The Office of the Comptroller of the Currency (OCC) also confirmed it would no longer consider reputational risk separately in its bank evaluations. Instead, OCC staff must assess concerns through established risk categories such as operational and compliance risks. Regulators were directed to revise examination manuals and eliminate reputational risk references unless directly linked to bank safety.

David Sacks Applauds the Decision

David Sacks, the White House Director of Encryption and AI, welcomed the FDIC’s decision, stating that reputational risk had been applied subjectively to debank lawful businesses. He argued that it led to negative publicity, potential legal costs, and unnecessary revenue losses for institutions, particularly in the crypto sector. He emphasized the need for banking regulations based on quantifiable metrics rather than public perception concerns.

The decision has been seen as a significant win for the crypto sector, which has faced challenges in maintaining banking relationships. Financial journalist Eleanor Terret noted that removing reputational risk could help prevent unjustified financial exclusion for crypto businesses. The change aligns with broader efforts to create fairer regulatory conditions for digital assets.

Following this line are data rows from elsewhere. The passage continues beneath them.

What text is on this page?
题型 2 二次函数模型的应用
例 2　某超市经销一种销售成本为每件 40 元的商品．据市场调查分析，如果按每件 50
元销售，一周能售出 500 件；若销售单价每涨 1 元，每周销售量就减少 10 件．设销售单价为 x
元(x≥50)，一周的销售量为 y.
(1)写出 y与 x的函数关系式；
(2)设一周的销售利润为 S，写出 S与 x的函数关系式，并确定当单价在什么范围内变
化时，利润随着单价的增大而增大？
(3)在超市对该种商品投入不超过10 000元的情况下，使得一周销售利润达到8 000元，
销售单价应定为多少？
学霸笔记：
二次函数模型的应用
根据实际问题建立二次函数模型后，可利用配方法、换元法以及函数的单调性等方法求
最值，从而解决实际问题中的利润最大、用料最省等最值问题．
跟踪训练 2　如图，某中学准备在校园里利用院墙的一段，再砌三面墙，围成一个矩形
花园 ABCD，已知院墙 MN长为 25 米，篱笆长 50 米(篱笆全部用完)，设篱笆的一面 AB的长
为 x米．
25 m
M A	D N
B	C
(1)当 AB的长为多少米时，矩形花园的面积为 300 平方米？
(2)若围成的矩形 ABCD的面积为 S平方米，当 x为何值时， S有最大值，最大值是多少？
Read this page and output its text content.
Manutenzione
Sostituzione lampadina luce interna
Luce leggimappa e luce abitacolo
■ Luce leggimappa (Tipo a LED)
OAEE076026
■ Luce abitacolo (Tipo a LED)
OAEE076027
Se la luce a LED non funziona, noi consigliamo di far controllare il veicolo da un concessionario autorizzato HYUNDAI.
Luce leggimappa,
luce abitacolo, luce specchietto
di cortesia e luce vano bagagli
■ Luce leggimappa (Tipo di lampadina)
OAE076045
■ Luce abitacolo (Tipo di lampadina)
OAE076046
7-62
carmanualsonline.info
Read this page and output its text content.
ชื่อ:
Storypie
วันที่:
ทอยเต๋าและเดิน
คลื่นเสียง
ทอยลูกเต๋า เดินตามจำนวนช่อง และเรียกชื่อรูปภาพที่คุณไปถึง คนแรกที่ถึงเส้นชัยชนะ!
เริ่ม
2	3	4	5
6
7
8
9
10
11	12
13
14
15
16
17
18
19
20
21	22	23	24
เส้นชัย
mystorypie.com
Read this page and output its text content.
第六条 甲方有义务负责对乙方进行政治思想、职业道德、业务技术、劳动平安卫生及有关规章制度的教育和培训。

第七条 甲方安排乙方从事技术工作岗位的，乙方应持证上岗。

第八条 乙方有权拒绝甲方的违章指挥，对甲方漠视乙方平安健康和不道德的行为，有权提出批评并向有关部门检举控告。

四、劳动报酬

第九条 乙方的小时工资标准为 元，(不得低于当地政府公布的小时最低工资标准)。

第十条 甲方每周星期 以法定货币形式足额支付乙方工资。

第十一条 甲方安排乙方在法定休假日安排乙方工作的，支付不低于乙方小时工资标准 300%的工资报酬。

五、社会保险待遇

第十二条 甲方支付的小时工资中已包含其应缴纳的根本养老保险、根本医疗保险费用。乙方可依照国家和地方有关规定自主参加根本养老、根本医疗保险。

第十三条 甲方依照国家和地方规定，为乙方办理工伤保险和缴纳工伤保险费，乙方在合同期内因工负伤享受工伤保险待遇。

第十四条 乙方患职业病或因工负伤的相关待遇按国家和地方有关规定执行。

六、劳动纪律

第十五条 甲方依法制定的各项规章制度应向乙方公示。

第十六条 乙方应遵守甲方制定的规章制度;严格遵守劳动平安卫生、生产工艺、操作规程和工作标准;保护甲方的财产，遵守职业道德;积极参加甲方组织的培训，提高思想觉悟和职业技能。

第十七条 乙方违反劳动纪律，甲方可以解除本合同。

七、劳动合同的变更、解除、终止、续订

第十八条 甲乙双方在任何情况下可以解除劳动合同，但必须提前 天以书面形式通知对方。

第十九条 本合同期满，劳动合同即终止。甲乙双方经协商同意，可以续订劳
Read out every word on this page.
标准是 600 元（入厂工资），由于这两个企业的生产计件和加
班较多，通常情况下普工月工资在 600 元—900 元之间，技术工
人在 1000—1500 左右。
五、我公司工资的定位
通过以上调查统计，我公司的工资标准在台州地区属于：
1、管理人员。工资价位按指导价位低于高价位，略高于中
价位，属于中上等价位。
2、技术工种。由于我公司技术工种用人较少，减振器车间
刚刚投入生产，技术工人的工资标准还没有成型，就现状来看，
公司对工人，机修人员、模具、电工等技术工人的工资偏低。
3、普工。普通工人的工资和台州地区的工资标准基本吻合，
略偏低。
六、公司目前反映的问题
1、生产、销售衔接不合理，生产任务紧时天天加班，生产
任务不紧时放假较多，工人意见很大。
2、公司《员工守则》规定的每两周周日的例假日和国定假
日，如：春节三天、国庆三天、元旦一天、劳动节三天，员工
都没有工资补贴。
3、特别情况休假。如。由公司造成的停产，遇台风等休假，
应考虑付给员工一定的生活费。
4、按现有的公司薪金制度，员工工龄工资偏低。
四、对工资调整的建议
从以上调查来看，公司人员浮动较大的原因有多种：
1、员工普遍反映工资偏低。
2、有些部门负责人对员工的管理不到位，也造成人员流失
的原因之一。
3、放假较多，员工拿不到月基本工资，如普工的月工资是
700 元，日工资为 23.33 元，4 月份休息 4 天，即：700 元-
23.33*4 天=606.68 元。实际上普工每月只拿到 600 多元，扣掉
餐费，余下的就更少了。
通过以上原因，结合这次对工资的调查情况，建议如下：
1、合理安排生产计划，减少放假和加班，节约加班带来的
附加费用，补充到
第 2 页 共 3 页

SEC Endorses New Crypto Regulation

The announcement came as the US Securities and Exchange Commission (SEC) expressed support for a new regulatory proposal designed to enhance oversight of digital asset securities. CoinRegTech introduced the legislation, which includes updates to market structure and investor protection measures. The proposal suggests amendments to the Securities Exchange Act, requiring digital asset trading platforms to implement stricter safeguards.

As part of the proposal, CoinRegTech introduced the Digital Asset Electronic Reporting System (DART). The system is expected to centralize digital asset transaction records by capturing both on-chain and off-chain trades. The Commodity Futures Trading Commission and the SEC will collaborate to improve transaction transparency and regulatory enforcement.

Trump Supports Stablecoin Regulation

The FDIC’s move follows President Donald Trump’s call for clearer regulations on stablecoins. Speaking at the Digital Assets Summit in New York, Trump outlined his vision to position the US as a global leader in cryptocurrency. He urged Congress to create legislative clarity for stablecoins and digital assets while opposing the Biden administration’s past handling of crypto-related policies.

Trump also criticized the federal government’s approach to selling seized cryptocurrencies at undervalued prices. He emphasized that his administration would work toward making the United States a leading force in Bitcoin and digital assets. The former president’s statements reflect a growing push for regulatory adjustments to foster the digital economy.